Fr. Dimitru Staniloae writes,
In all Orthodox spiritual writings we find the the following sequence as the way in which the passions are aroused in every circumstance:
Satan puts a sinful thought into our mind, the so-called attack... It is the first appearance of the simple thought that we can commit this or that sinful deed.  It appears in the mind as a simple possibility. It isn't yet a sin, because we haven't yet taken a position in regard to it.  It seems to be outside of us; we didn't create it, and it still has only a theoretical character, a not very serious possibility, which doesn't seem to concern us much. We are preoccupied with our whole being with something else. We don't know where it came from; it seems as though someone were playing and threw it on the side of the road.  But we continue to think about it. So it has all the characteristics of a thought discarded by someone else and therefore the holy Fathers attribute it to Satan...
Have you ever wondered where some of the thoughts you have come from?  
From this attack until the sinful deed we find numerous steps.... The decisive moment is when our thought takes a position.  If we have rejected the thought at the first moment, we have escaped. If, however, we start to think about it, to relish the sin in our mind the "coupling" or the mingling of our thoughts with those of wicked demons has already happened.  Now we have joined ourselves with the evil thought; it has become part of us.... by it we have entered the area of sin and we can hardly stop the full development of this process once it is set in motion.  The assent to the fact follows next, or the plan composed by our thoughts and the thoughts of Satan from the realization of the fact.  Only now does the simple thought materialize in images.
Have you wondered why to consider some of the thoughts you do consider?  One of my favorite passages is one by Saint Paul where he describes his frustration with this issue.

Apostle Paul says,

For what I am doing, I do not understand. For what I will to do, that I do not practice; but what I hate, that I do. If, then, I do what I will not to do, I agree with the law that it is good. But now, it is no longer I who do it, but sin that dwells in me. For I know that in me (that is, in my flesh) nothing good dwells; for to will is present with me, but how to perform what is good I do not find. For the good that I will to do, I do not do; but the evil I will not to do, that I practice. Now if I do what I will not to do, it is no longer I who do it, but sin that dwells in me. 
I find then a law, that evil is present with me, the one who wills to do good. For I delight in the law of God according to the inward man. But I see another law in my members, warring against the law of my mind, and bringing me into captivity to the law of sin which is in my members. O wretched man that I am! Who will deliver me from this body of death? I thank God—through Jesus Christ our Lord! 
So then, with the mind I myself serve the law of God, but with the flesh the law of sin. (Romans 7:15-25)

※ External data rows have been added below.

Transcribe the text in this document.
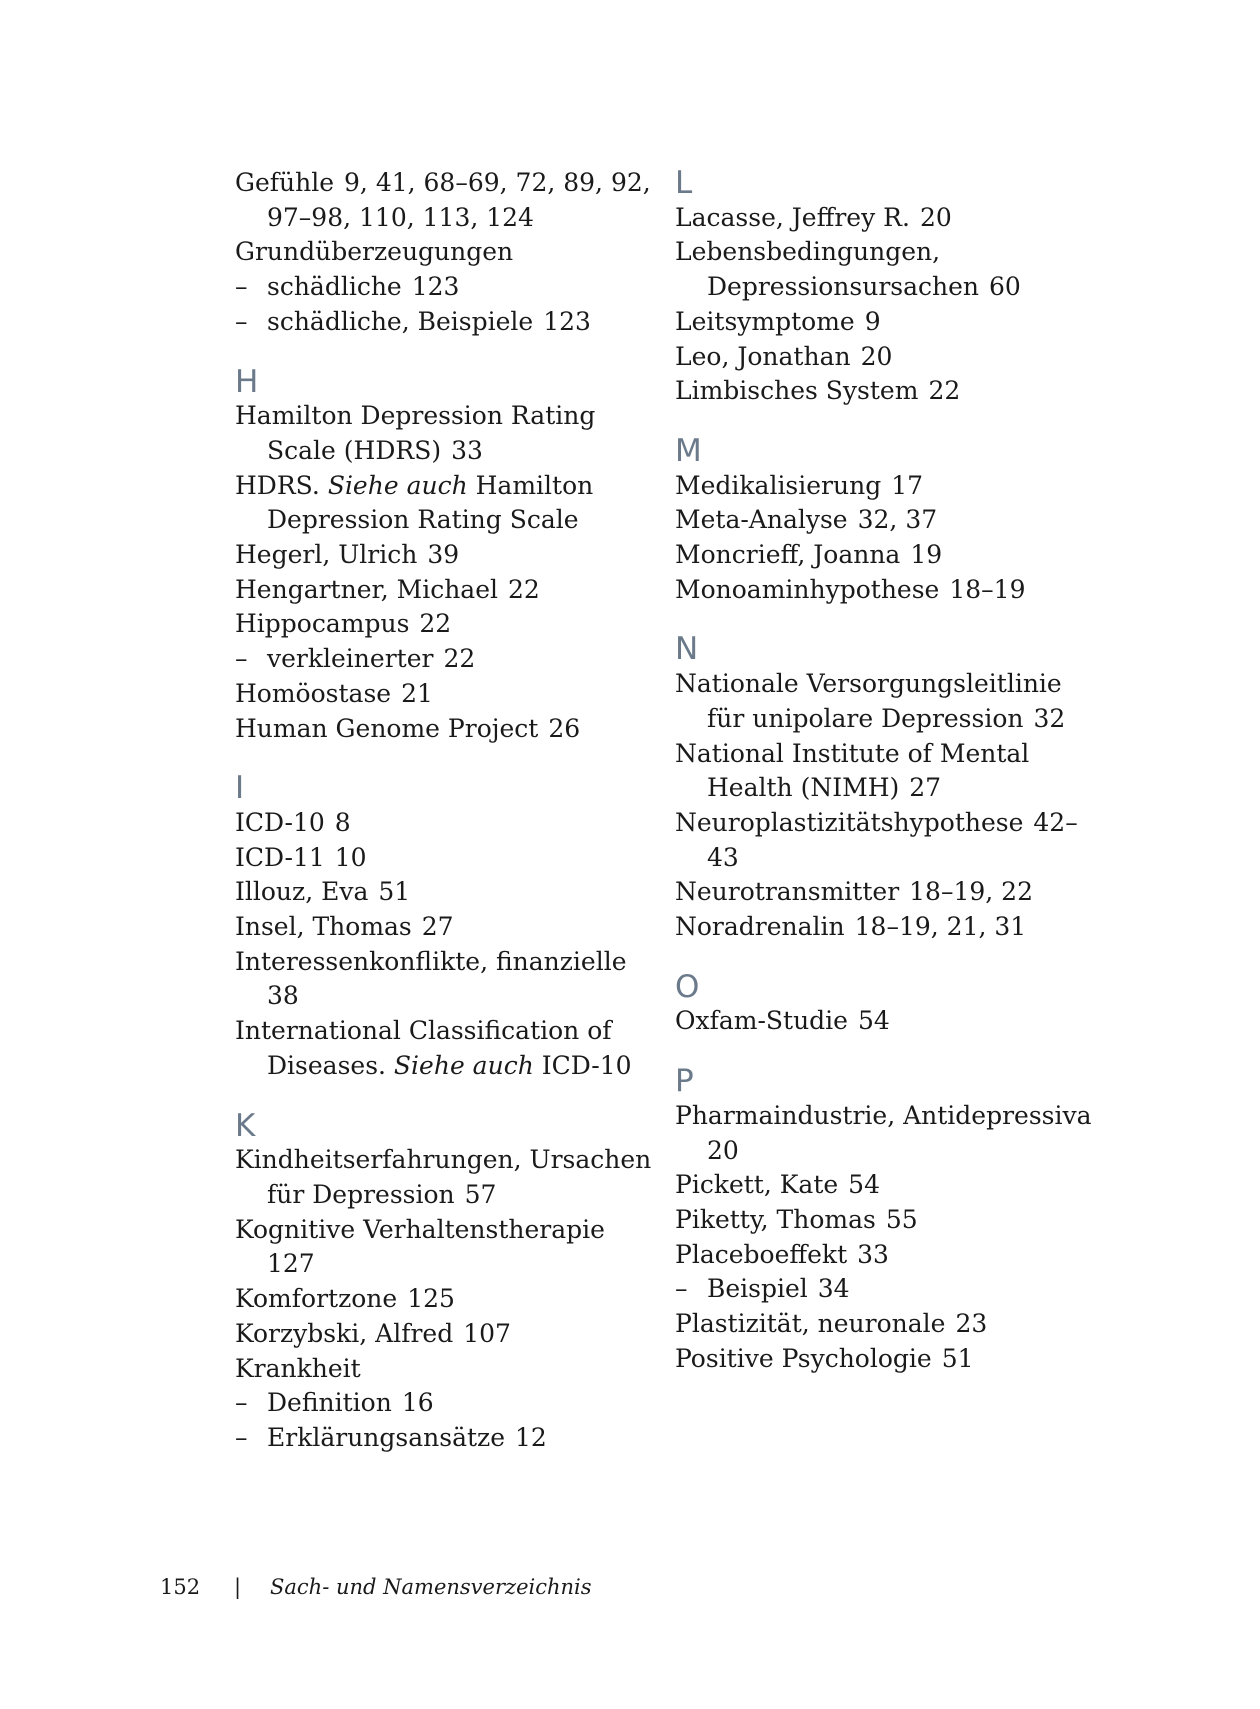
Gefühle 9, 41, 68–69, 72, 89, 92,
97–98, 110, 113, 124
Grundüberzeugungen
– schädliche 123
– schädliche, Beispiele 123
H
Hamilton Depression Rating
Scale (HDRS) 33
HDRS. Siehe auch Hamilton
Depression Rating Scale
Hegerl, Ulrich 39
Hengartner, Michael 22
Hippocampus 22
– verkleinerter 22
Homöostase 21
Human Genome Project 26
I
ICD-10 8
ICD-11 10
Illouz, Eva 51
Insel, Thomas 27
Interessenkonflikte, finanzielle
38
International Classification of
Diseases. Siehe auch ICD-10
K
Kindheitserfahrungen, Ursachen
für Depression 57
Kognitive Verhaltenstherapie
127
Komfortzone 125
Korzybski, Alfred 107
Krankheit
– Definition 16
– Erklärungsansätze 12
L
Lacasse, Jeffrey R. 20
Lebensbedingungen,
Depressionsursachen 60
Leitsymptome 9
Leo, Jonathan 20
Limbisches System 22
M
Medikalisierung 17
Meta-Analyse 32, 37
Moncrieff, Joanna 19
Monoaminhypothese 18–19
N
Nationale Versorgungsleitlinie
für unipolare Depression 32
National Institute of Mental
Health (NIMH) 27
Neuroplastizitätshypothese 42–
43
Neurotransmitter 18–19, 22
Noradrenalin 18–19, 21, 31
O
Oxfam-Studie 54
P
Pharmaindustrie, Antidepressiva
20
Pickett, Kate 54
Piketty, Thomas 55
Placeboeffekt 33
– Beispiel 34
Plastizität, neuronale 23
Positive Psychologie 51
152 | Sach- und Namensverzeichnis
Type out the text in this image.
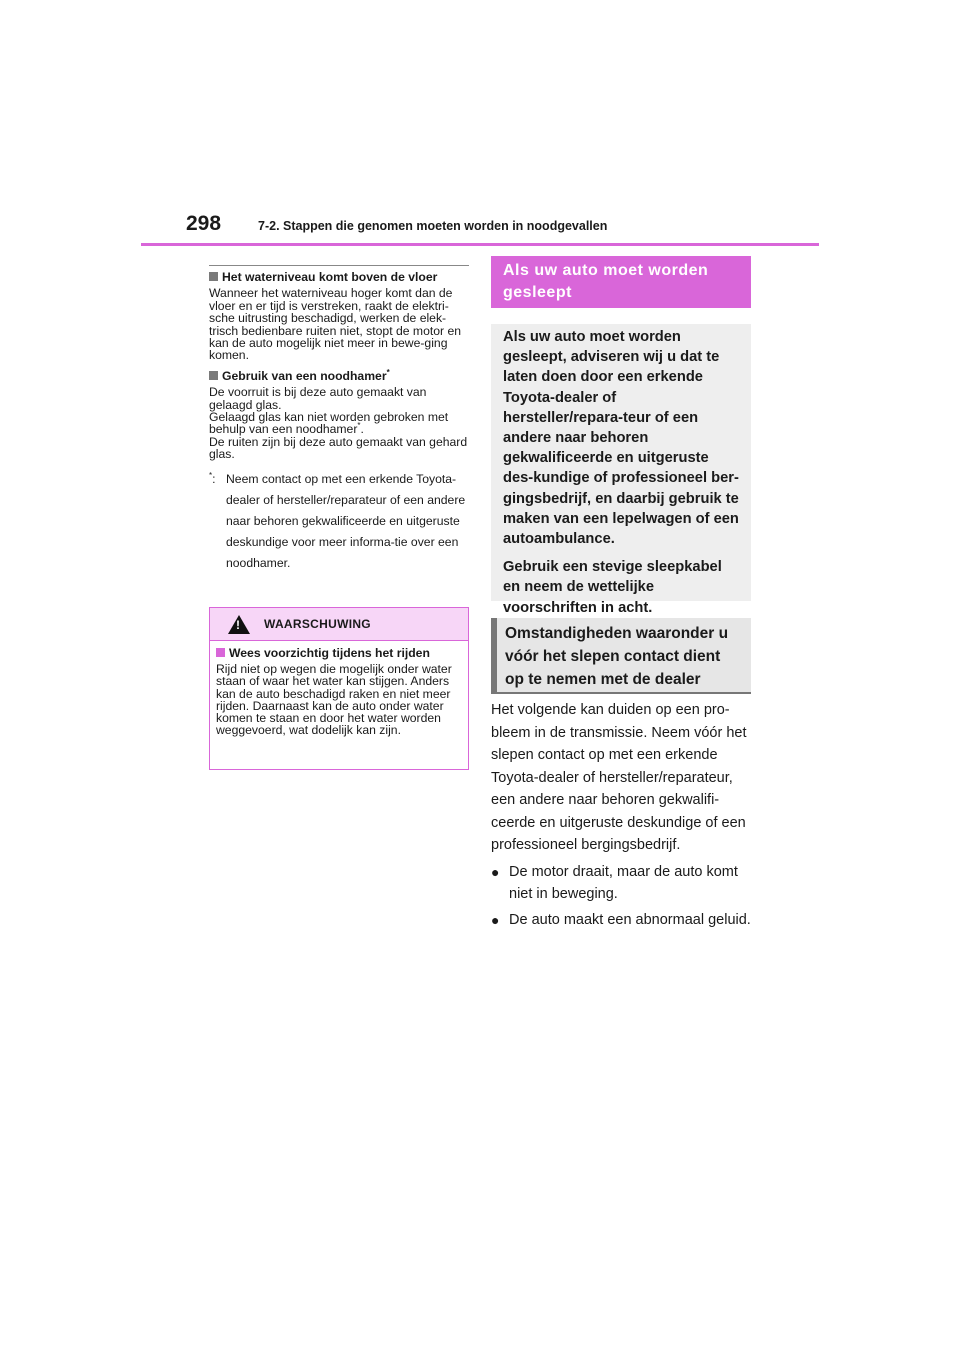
298	7-2. Stappen die genomen moeten worden in noodgevallen
Het waterniveau komt boven de vloer
Wanneer het waterniveau hoger komt dan de vloer en er tijd is verstreken, raakt de elektri-sche uitrusting beschadigd, werken de elek-trisch bedienbare ruiten niet, stopt de motor en kan de auto mogelijk niet meer in bewe-ging komen.
Gebruik van een noodhamer*

De voorruit is bij deze auto gemaakt van gelaagd glas.

Gelaagd glas kan niet worden gebroken met behulp van een noodhamer*.

De ruiten zijn bij deze auto gemaakt van gehard glas.

*: Neem contact op met een erkende Toyota-dealer of hersteller/reparateur of een andere naar behoren gekwalificeerde en uitgeruste deskundige voor meer informa-tie over een noodhamer.
! WAARSCHUWING
Wees voorzichtig tijdens het rijden
Rijd niet op wegen die mogelijk onder water staan of waar het water kan stijgen. Anders kan de auto beschadigd raken en niet meer rijden. Daarnaast kan de auto onder water komen te staan en door het water worden weggevoerd, wat dodelijk kan zijn.
Als uw auto moet worden gesleept

Als uw auto moet worden gesleept, adviseren wij u dat te laten doen door een erkende Toyota-dealer of hersteller/repara-teur of een andere naar behoren gekwalificeerde en uitgeruste des-kundige of professioneel ber-gingsbedrijf, en daarbij gebruik te maken van een lepelwagen of een autoambulance.

Gebruik een stevige sleepkabel en neem de wettelijke voorschriften in acht.

Omstandigheden waaronder u vóór het slepen contact dient op te nemen met de dealer

Het volgende kan duiden op een pro-bleem in de transmissie. Neem vóór het slepen contact op met een erkende Toyota-dealer of hersteller/reparateur, een andere naar behoren gekwalifi-ceerde en uitgeruste deskundige of een professioneel bergingsbedrijf.

● De motor draait, maar de auto komt niet in beweging.
● De auto maakt een abnormaal geluid.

The implications of this process are clear. If one wants to progress in the spiritual life we must first have faith and firm reason why these thoughts should be rejected. Rejecting requires a firm stance, a disciplined mind, and the help of God.

Fr Dimitru says,
Therefore the duty imposed on the one who wants to go ahead in his life towards perfection is to watch continually the thoughts which appear in the field of conscience. He must eliminate the thought of any passion at its first appearance. The guarding of the mind, attention, and steadfast, alert resistance to thoughts are continuous recommendations of the spiritual masters for those who doesn't want to fall victim to the passions....It means keep the mind submerged, full of love, in the divine infinite, which enriches it with ever new and pure meanings.
This is the first task of Orthodox Spirituality.

Ref: Orthodox Spirituality, pp 109 - 114.